Film set means back to school for Phoenix

Journal Sentinel film critic
Last Updated: Oct. 27, 2000

For Joaquin Phoenix, every new movie is like the first day of school.

He approaches each of them with equal amounts of dread and enthusiasm.

"I'm petrified every time," said the 26-year-old co-star of the summer blockbuster "Gladiator," who stars in the the new urban crime drama "The Yards" with Mark Wahlberg.

"Every time, I feel like it's my first movie," Phoenix continued during a recent interview at the Toronto International Film Festival. "I've never gone (to the set) and thought, 'Yeah. I know just what I'm going to do.' And I think the moment that you start thinking that you do know, you're going down. Because part of what makes people good, or the best they can be, is the never-ending desire to explore the character. And those nerves, they help you."

Phoenix has acted with formally trained veterans Richard Harris in "Gladiator," Michael Caine in the upcoming film "Quills" and Ellen Burstyn, James Caan and Faye Dunaway in "The Yards." But they never gave him any pointers, he said, "and frankly, I'm too self-obsessed to listen."

"I think you have to be. I'm not ashamed of it. It's what you have to do."

Once you're in character, he said, "you don't want to know about anybody else's process."

Such creative uncertainty also has its drawbacks, said James Gray, who wrote and directed "The Yards." Young actors like Phoenix and Wahlberg, Gray said, "can't do what a lot of elder statesmen can do, which is come on the set for a day, do something dramatic and amazing and leave. Their lack of training means that it's sometimes total lightning in a bottle with them. You'll be shocked and pleased by what they're doing, but most likely they won't be able to do it again."

In "The Yards," which is about political corruption and brutality in the awarding of contracts for the New York City subway system, Gray fictionalized real events involving characters his family knew and whose consequences touched his own family. Phoenix plays the flashy muscle man working for manufacturer and father-figure Caan. Wahlberg plays Phoenix's friend, an emotionally inert, downbeat ex-convict who becomes the fall guy for their crimes.

Gray was reluctant to cast Wahlberg, whom he knew only as a former singer.

"I kept thinking Vanilla Ice," said Gray. "I literally had no knowledge of him."

Even after seeing Wahlberg in "Boogie Nights," Gray still felt he was wrong for the role.

"I told him, 'You're the handsome guy all the girls love, and this is Travis Bickle.' And he said, 'You think I'm an underwear model, but I'm not that guy.' "

Wahlberg, who also spent time in jail, told Gray he shared the character's troubled past and pursued the role so vigorously Gray figured "he must be passionate about it for a reason. So why not give him a shot?"
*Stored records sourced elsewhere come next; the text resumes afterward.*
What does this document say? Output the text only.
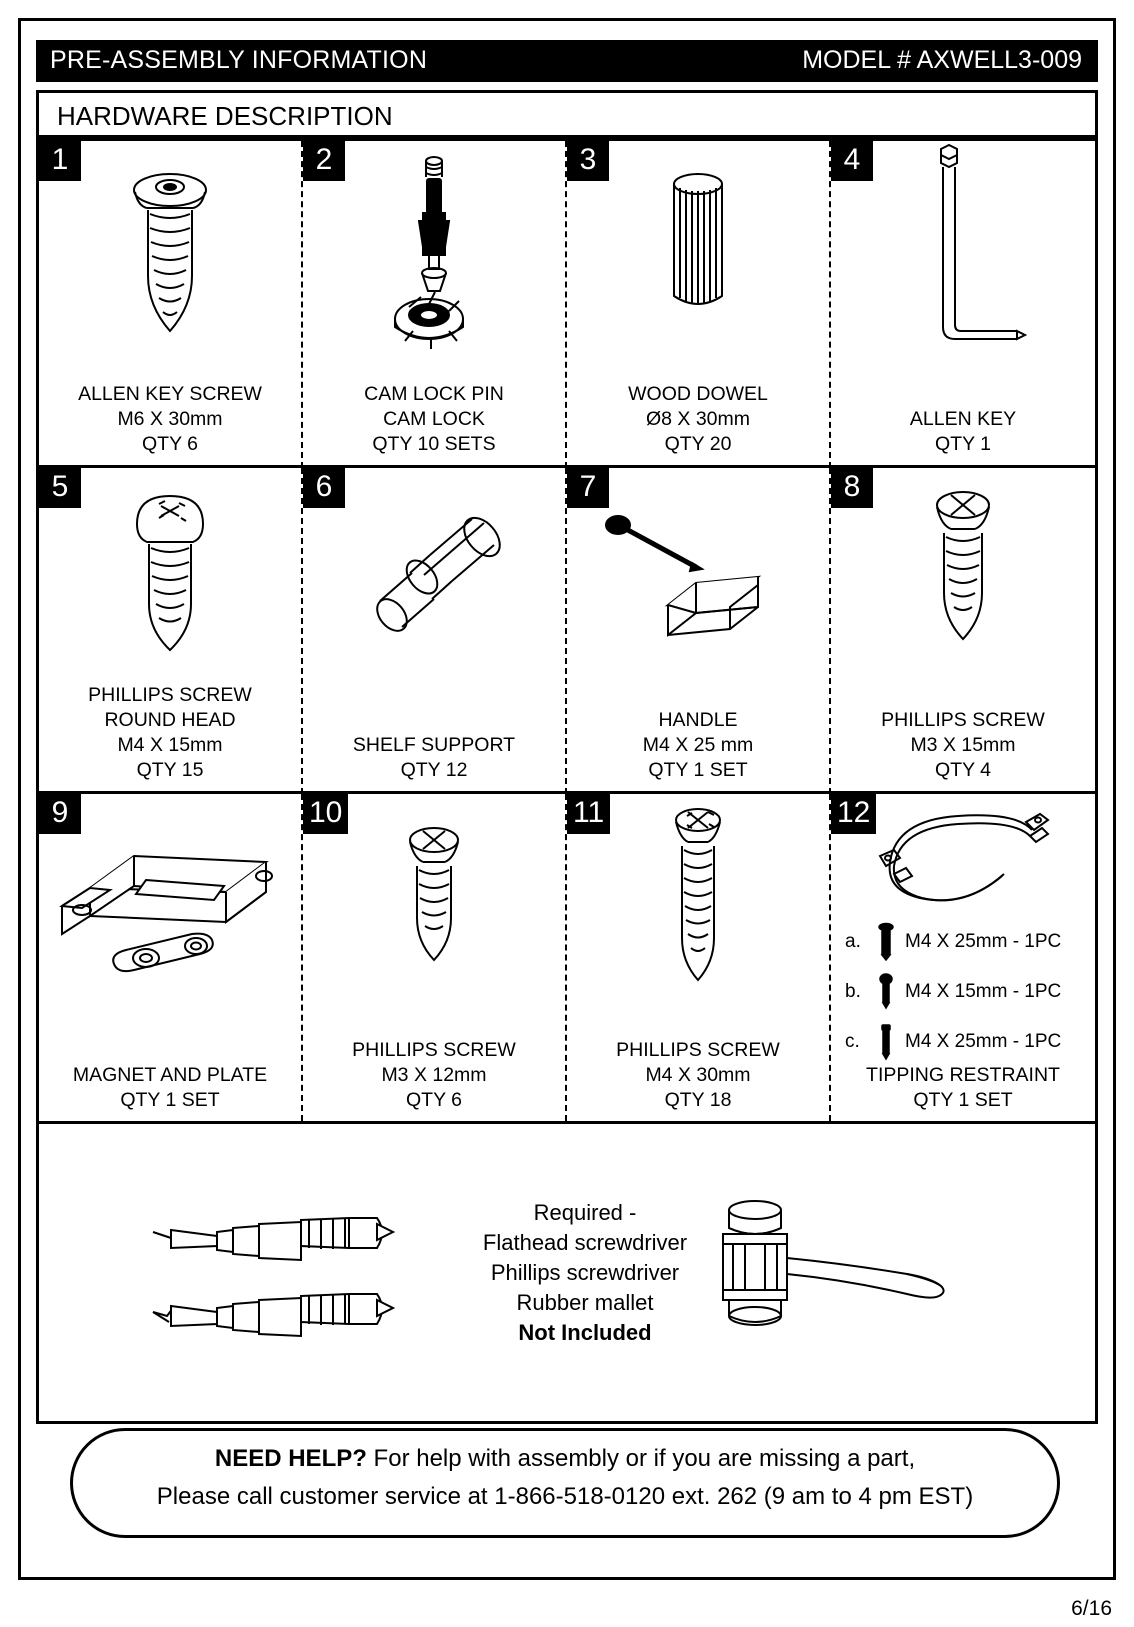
PRE-ASSEMBLY INFORMATION	MODEL # AXWELL3-009
HARDWARE DESCRIPTION
1
ALLEN KEY SCREW
M6 X 30mm
QTY 6
2
CAM LOCK PIN
CAM LOCK
QTY 10 SETS
3
WOOD DOWEL
Ø8 X 30mm
QTY 20
4
ALLEN KEY
QTY 1
5
PHILLIPS SCREW
ROUND HEAD
M4 X 15mm
QTY 15
6
SHELF SUPPORT
QTY 12
7
HANDLE
M4 X 25 mm
QTY 1 SET
8
PHILLIPS SCREW
M3 X 15mm
QTY 4
9
MAGNET AND PLATE
QTY 1 SET
10
PHILLIPS SCREW
M3 X 12mm
QTY 6
11
PHILLIPS SCREW
M4 X 30mm
QTY 18
12
a.	M4 X 25mm - 1PC
b.	M4 X 15mm - 1PC
c.	M4 X 25mm - 1PC
TIPPING RESTRAINT
QTY 1 SET
Required -
Flathead screwdriver
Phillips screwdriver
Rubber mallet
Not Included
NEED HELP? For help with assembly or if you are missing a part,
Please call customer service at 1-866-518-0120 ext. 262 (9 am to 4 pm EST)
6/16
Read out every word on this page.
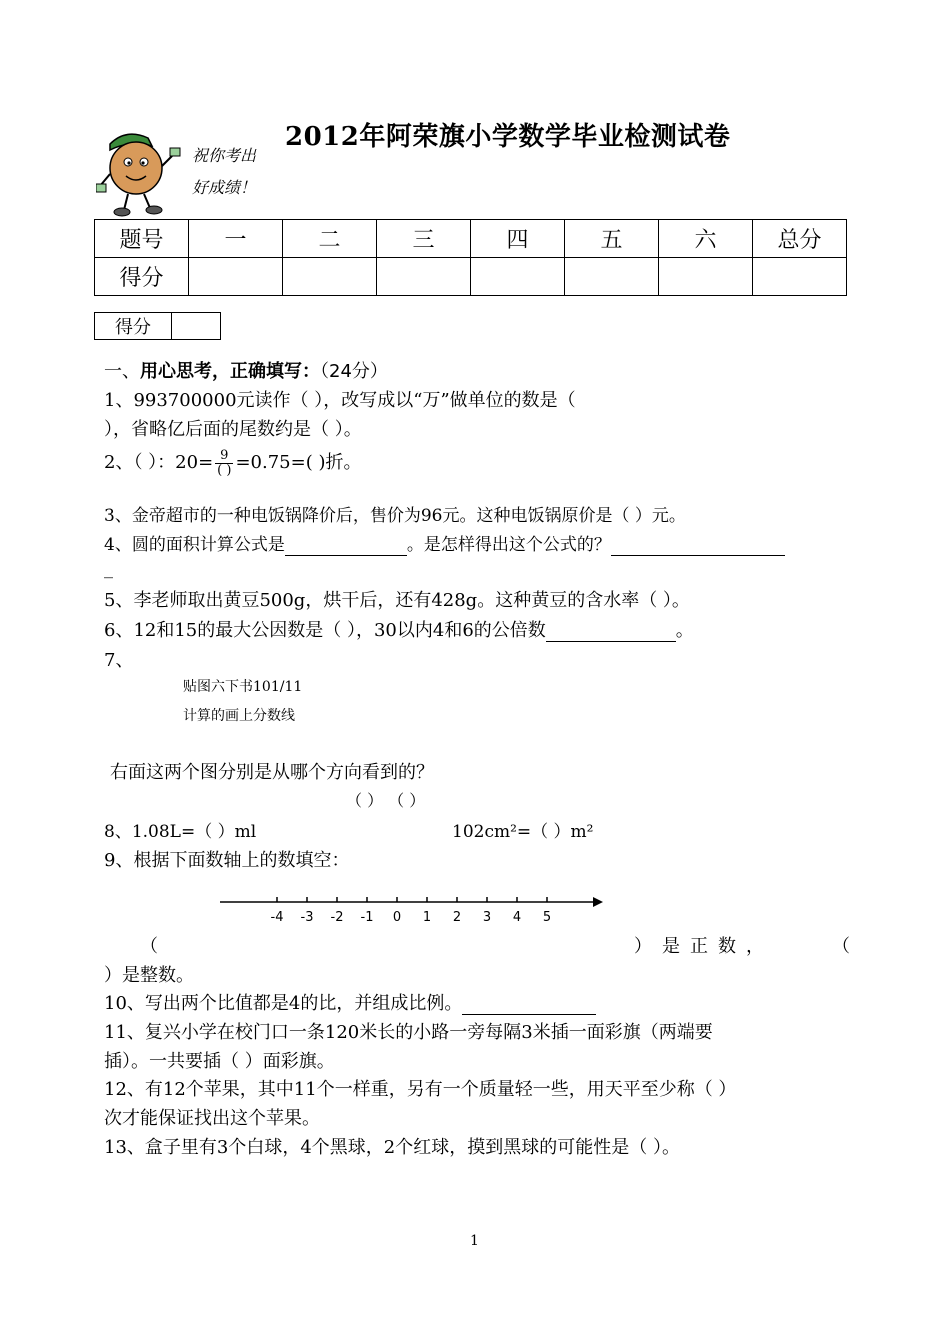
2012年阿荣旗小学数学毕业检测试卷
祝你考出
好成绩！
题号	一	二	三	四	五	六	总分
得分							
得分	
一、用心思考，正确填写：（24分）
1、993700000元读作（ ），改写成以“万”做单位的数是（
），省略亿后面的尾数约是（ ）。
2、（ ）：$20= \frac{9}{( )} =0.75=$( )折。
3、金帝超市的一种电饭锅降价后，售价为96元。这种电饭锅原价是（ ）元。
4、圆的面积计算公式是	。是怎样得出这个公式的？
_
5、李老师取出黄豆500g，烘干后，还有428g。这种黄豆的含水率（ ）。
6、12和15的最大公因数是（ ），30以内4和6的公倍数	。
7、
贴图六下书101/11
计算的画上分数线
右面这两个图分别是从哪个方向看到的？
（ ） （ ）
8、1.08L=（ ）ml	102cm²=（ ）m²
9、根据下面数轴上的数填空：
-4 -3 -2 -1 0 1 2 3 4 5
（	）是正数，	（
）是整数。
10、写出两个比值都是4的比，并组成比例。
11、复兴小学在校门口一条120米长的小路一旁每隔3米插一面彩旗（两端要
插）。一共要插（ ）面彩旗。
12、有12个苹果，其中11个一样重，另有一个质量轻一些，用天平至少称（ ）
次才能保证找出这个苹果。
13、盒子里有3个白球，4个黑球，2个红球，摸到黑球的可能性是（ ）。
1
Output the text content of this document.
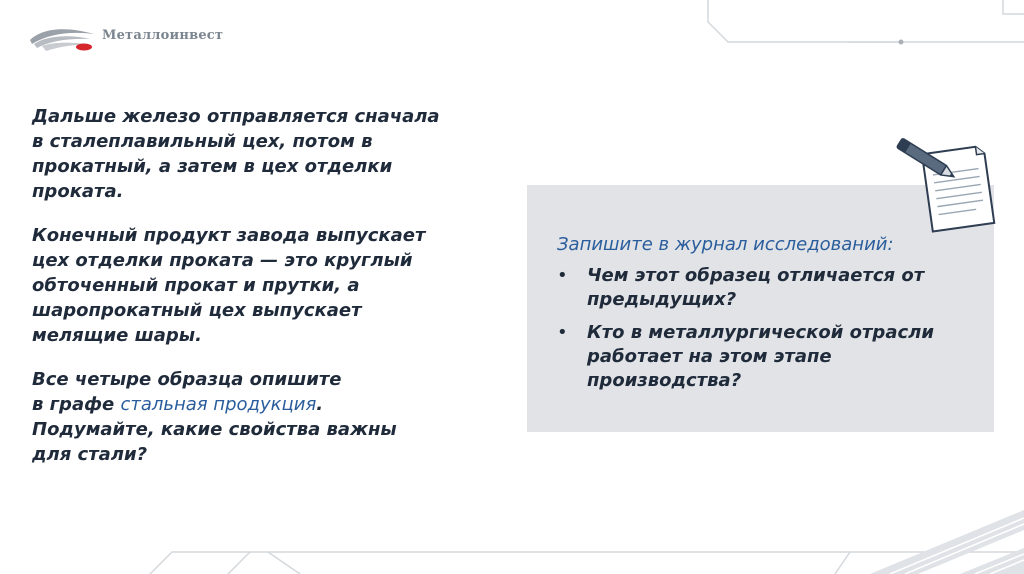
Металлоинвест

Дальше железо отправляется сначала
в сталеплавильный цех, потом в
прокатный, а затем в цех отделки
проката.

Конечный продукт завода выпускает
цех отделки проката — это круглый
обточенный прокат и прутки, а
шаропрокатный цех выпускает
мелящие шары.

Все четыре образца опишите
в графе стальная продукция.
Подумайте, какие свойства важны
для стали?

Запишите в журнал исследований:
• Чем этот образец отличается от
предыдущих?
• Кто в металлургической отрасли
работает на этом этапе
производства?
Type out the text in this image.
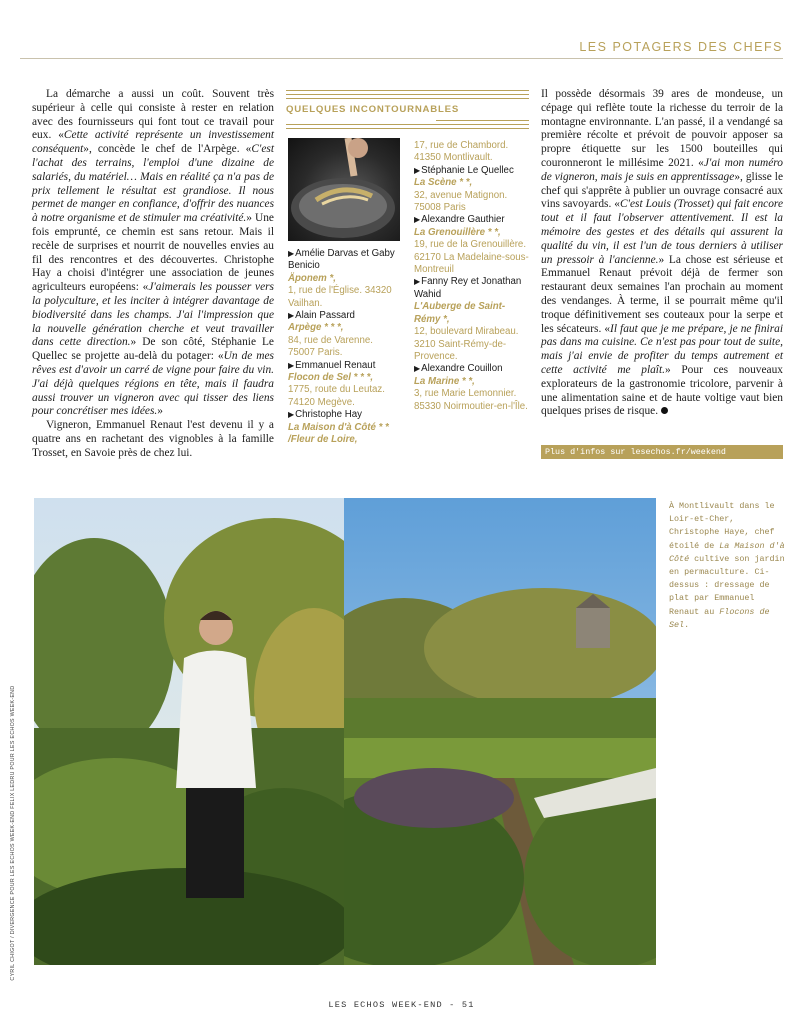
LES POTAGERS DES CHEFS

La démarche a aussi un coût. Souvent très supérieur à celle qui consiste à rester en relation avec des fournisseurs qui font tout ce travail pour eux. «Cette activité représente un investissement conséquent», concède le chef de l'Arpège. «C'est l'achat des terrains, l'emploi d'une dizaine de salariés, du matériel… Mais en réalité ça n'a pas de prix tellement le résultat est grandiose. Il nous permet de manger en confiance, d'offrir des nuances à notre organisme et de stimuler ma créativité.» Une fois emprunté, ce chemin est sans retour. Mais il recèle de surprises et nourrit de nouvelles envies au fil des rencontres et des découvertes. Christophe Hay a choisi d'intégrer une association de jeunes agriculteurs européens: «J'aimerais les pousser vers la polyculture, et les inciter à intégrer davantage de biodiversité dans les champs. J'ai l'impression que la nouvelle génération cherche et veut travailler dans cette direction.» De son côté, Stéphanie Le Quellec se projette au-delà du potager: «Un de mes rêves est d'avoir un carré de vigne pour faire du vin. J'ai déjà quelques régions en tête, mais il faudra aussi trouver un vigneron avec qui tisser des liens pour concrétiser mes idées.»

Vigneron, Emmanuel Renaut l'est devenu il y a quatre ans en rachetant des vignobles à la famille Trosset, en Savoie près de chez lui.

QUELQUES INCONTOURNABLES
▶Amélie Darvas et Gaby Benicio
Äponem *,
1, rue de l'Église. 34320 Vailhan.
▶Alain Passard
Arpège * * *,
84, rue de Varenne. 75007 Paris.
▶Emmanuel Renaut
Flocon de Sel * * *,
1775, route du Leutaz. 74120 Megève.
▶Christophe Hay
La Maison d'à Côté * * /Fleur de Loire,
17, rue de Chambord. 41350 Montlivault.
▶Stéphanie Le Quellec
La Scène * *,
32, avenue Matignon. 75008 Paris
▶Alexandre Gauthier
La Grenouillère * *,
19, rue de la Grenouillère. 62170 La Madelaine-sous-Montreuil
▶Fanny Rey et Jonathan Wahid
L'Auberge de Saint-Rémy *,
12, boulevard Mirabeau. 3210 Saint-Rémy-de-Provence.
▶Alexandre Couillon
La Marine * *,
3, rue Marie Lemonnier. 85330 Noirmoutier-en-l'Île.

Il possède désormais 39 ares de mondeuse, un cépage qui reflète toute la richesse du terroir de la montagne environnante. L'an passé, il a vendangé sa première récolte et prévoit de pouvoir apposer sa propre étiquette sur les 1500 bouteilles qui couronneront le millésime 2021. «J'ai mon numéro de vigneron, mais je suis en apprentissage», glisse le chef qui s'apprête à publier un ouvrage consacré aux vins savoyards. «C'est Louis (Trosset) qui fait encore tout et il faut l'observer attentivement. Il est la mémoire des gestes et des détails qui assurent la qualité du vin, il est l'un de tous derniers à utiliser un pressoir à l'ancienne.» La chose est sérieuse et Emmanuel Renaut prévoit déjà de fermer son restaurant deux semaines l'an prochain au moment des vendanges. À terme, il se pourrait même qu'il troque définitivement ses couteaux pour la serpe et les sécateurs. «Il faut que je me prépare, je ne finirai pas dans ma cuisine. Ce n'est pas pour tout de suite, mais j'ai envie de profiter du temps autrement et cette activité me plaît.» Pour ces nouveaux explorateurs de la gastronomie tricolore, parvenir à une alimentation saine et de haute voltige vaut bien quelques prises de risque.

Plus d'infos sur lesechos.fr/weekend
À Montlivault dans le Loir-et-Cher, Christophe Haye, chef étoilé de La Maison d'à Côté cultive son jardin en permaculture. Ci-dessus : dressage de plat par Emmanuel Renaut au Flocons de Sel.
CYRIL CHIGOT / DIVERGENCE POUR LES ECHOS WEEK-END FELIX LEDRU POUR LES ECHOS WEEK-END
LES ECHOS WEEK-END - 51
Gray cast Phoenix for his "incredibly sensitive" and "virtually saintly quality. I was looking for a young Alain Delon ('Rocco and His Brothers'), and I thought he was that."

Gray said both young actors share "an emotional intelligence and ability to understand people and behavior . . . which could make them potentially magnificent actors. Both have fascinating and rich personal histories, and I think that matters a lot to their emotional understanding and level of commitment."

Phoenix's rich personal history meant growing up in a large family with sisters Summer, Rain and Liberty and older brother River, who died in 1993. He spent his childhood on the move and lived in Oregon, Mexico, Central America and Florida. He dropped out of high school to act and made his first film, "Spacecamp," at age 10 and appeared in "Parenthood" in 1989.

He also appeared in "To Die For," "Return to Paradise," "U-Turn" and "8MM."

His travels exposed him to many different kinds of people, Phoenix said, "and I've used pieces of them in every character I've played." He made the bigger-than-life emperor in the period piece "Gladiator" "as close to personal as possible." For Phoenix, it was the story of "a neglected child and totally relevant to any kind of modern father-son relationship."

The success of "Gladiator" has been important to him, he said, because filmmaking "is a business, and being in a successful film matters a great deal to the powers that be." But despite his dark good looks, his status as a pin-up boy has been exaggerated, he said.

The girls screaming his name at the Toronto premiere of "The Yards" "were my cousin who lives here and her friends. I told them, 'Make it look like I have fans.' I have, like, 10 fans, named Loco" in prison, he joked.

Gray came away from working with Wahlberg and Phoenix impressed, but with the observation that "if they get into the hands of filmmakers who are interested in characterization, then they are in amazing shape because they're able to do virtually anything."

"But if they fall prey to a lot of special effects-laden films with huge paychecks, their future is one of great wealth but not necessarily of great achievement," Gray. said. "It's up to them, frankly."

Appeared in the Milwaukee Journal Sentinel on Oct. 30, 2000.